Hefty's eyes flashed behind his helmet. "Brainy..." he growled.

"Sir Clement," Clumsy announced brightly.

His two angry companions turned to him, confused. "What did you say, Clumsy?" asked Brainy.

"I think that's a smurfy-I'm sorry-a nice name, don't you?"

"You think what's a nice name?" snapped Hefty.

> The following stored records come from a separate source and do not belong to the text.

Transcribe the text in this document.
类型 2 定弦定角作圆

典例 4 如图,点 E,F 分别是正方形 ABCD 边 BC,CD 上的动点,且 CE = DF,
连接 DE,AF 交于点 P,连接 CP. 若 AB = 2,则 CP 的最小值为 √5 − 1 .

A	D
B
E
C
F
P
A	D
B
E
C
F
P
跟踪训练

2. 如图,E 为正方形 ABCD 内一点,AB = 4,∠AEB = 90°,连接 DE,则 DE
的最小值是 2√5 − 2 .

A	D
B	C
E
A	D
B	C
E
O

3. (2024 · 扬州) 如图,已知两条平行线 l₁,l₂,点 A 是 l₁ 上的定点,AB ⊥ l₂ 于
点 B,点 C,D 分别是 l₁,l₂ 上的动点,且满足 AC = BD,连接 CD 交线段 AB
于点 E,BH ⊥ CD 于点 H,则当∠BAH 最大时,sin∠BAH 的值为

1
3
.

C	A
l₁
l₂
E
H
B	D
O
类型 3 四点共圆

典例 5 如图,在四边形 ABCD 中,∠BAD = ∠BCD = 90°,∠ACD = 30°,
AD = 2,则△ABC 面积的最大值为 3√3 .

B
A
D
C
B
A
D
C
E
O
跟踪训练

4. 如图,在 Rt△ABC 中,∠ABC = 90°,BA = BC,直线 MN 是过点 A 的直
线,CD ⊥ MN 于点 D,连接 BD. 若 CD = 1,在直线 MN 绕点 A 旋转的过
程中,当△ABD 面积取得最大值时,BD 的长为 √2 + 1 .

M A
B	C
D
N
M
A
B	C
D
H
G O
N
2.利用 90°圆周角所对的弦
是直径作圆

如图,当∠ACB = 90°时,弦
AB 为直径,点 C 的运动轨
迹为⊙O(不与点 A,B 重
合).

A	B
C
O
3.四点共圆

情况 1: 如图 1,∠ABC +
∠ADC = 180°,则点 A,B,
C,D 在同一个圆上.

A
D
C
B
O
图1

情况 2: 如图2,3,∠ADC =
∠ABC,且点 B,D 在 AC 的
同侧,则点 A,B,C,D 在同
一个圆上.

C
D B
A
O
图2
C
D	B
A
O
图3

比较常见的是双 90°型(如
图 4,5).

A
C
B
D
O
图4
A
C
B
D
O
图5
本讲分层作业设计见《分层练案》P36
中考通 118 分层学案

"Sir Clement. You know, like what they call nice weather, like 'The weather certainly is clement this morning'."

"All right," said Brainy. "So Clumsy's Sir Clement. I suppose it fits. Now, what about me and Hefty?"

"Um, well, when I was out collecting rocks for my rock collection one morning, I saw two shepherd boys on the road. One of them was named Harold and the other was named Brian. What do you think of those names?"

Hefty looked pleased. "I like Harold. Sir Harold. Has a nice ring to it."

"I suppose Sir Brian's not that bad," Brainy observed grudgingly. Then he brightened. "Hey, if you switch the i and the a, it'll spell brain!"

Hefty shot him a look, then straightened. "All right then, it's settled. I'm Sir Harold, Clumsy's Sir Clement, and you're Sir Brian."

"Good," said Brainy. "Now, let's sm-I mean, go-to the castle before we're too late to do any good!"

Hefty charged off at once, as if his armor weighed nothing more than a silken cloak. Clumsy, and especially Brainy, were having a much tougher time of it.

"Don't you think we should slow down a little?" Brainy gasped, struggling just to put one foot in front of the other.

"Oh, come on, Brainy, stop your winging," Hefty smirked, speaking easily without even the trace of a pant. "You stuck-up intellectual types need more exercise if you ask me."

Brainy scowled, but said no more until they reached the drawbridge to Prince Theodore's castle.